CCA Urges Common Sense Remedies for Black Sea Bass

In a letter to David Cupka, Chairman of the South Atlantic Fishery Management Council, Coastal Conservation Association is urging the Council to take common-sense steps to remedy an unnecessarily restrictive rebuilding plan for black sea bass. The pending closure on black sea bass, proposed for October to June, compounds an already difficult offshore angling environment still reeling from closures on red snapper, groupers and vermillion snapper.

“We are left with very little for avid bottom fishermen to pursue in the south Atlantic, especially during the winter,” said Bill Bird, chairman of CCA’s South Atlantic Fisheries Committee. “Bottom-fishing trips have been a staple for recreational fishermen and these closures are cascading at a time when coastal communities have fewer tourists and are already reeling from the troubled economy.”

At the heart of the black sea bass debacle is the Council’s adoption of a “constant catch” strategy in 2006 that has restricted all participants with artificially low harvest limits.

“It is now painfully apparent that the Council made a mistake when it approved the constant catch rebuilding strategy in 2006,” wrote Bird. “While that strategy, promoted at the time by the commercial sector and the headboat industry, shielded those sectors from painful harvest reductions early in the rebuilding program, it subsequently shackled all participants with artificially low harvest limits that are locked in for the duration of the program.”
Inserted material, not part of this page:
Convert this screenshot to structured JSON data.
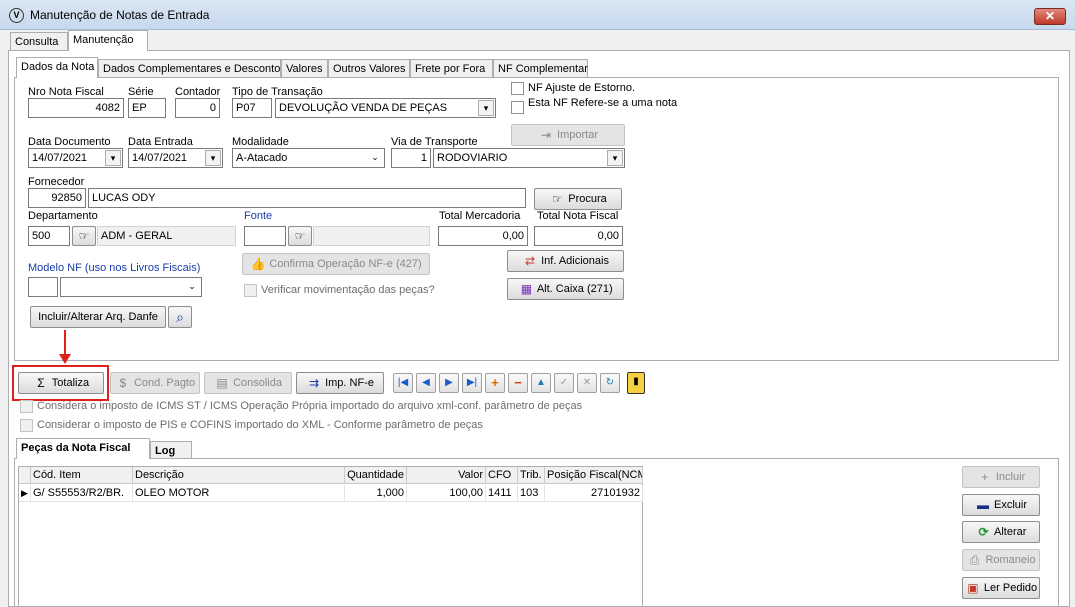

Under the constant catch strategy, the highest harvest levels of the entire rebuilding timeframe occurred in the first two years when arguably the fewest fish were available. After that, allowable harvest levels dropped significantly for the remaining eight years. Meanwhile, the black sea bass stock is behaving exactly as expected – it is responding to management and rapidly rebuilding. As it does, recreational anglers are encountering them more frequently and catching their quota far more quickly, resulting in the current proposal to close the fishery from October to June.

CCA is calling for three remedies for the black sea bass closure: Switch the rebuilding strategy to allow for greater recreational quotas while still achieving the 2016 rebuilding deadline; add any harvest increases allowed by the current benchmark stock assessment as soon as possible, and incorporate fishery independent data to fully corroborate the stock status.

“It is unconscionable that we are still managing high-value recreational fisheries without the fishery independent data necessary to corroborate the catch data,” wrote Bird. “We would urge that the Council demand the resources necessary to incorporate fishery independent data to establish the greatest level of confidence in future stock assessments.”

CCA is the largest marine resource conservation group of its kind in the nation. With almost 100,000 members in 17 state chapters, CCA has been active in state, national and international fisheries management issues since 1977.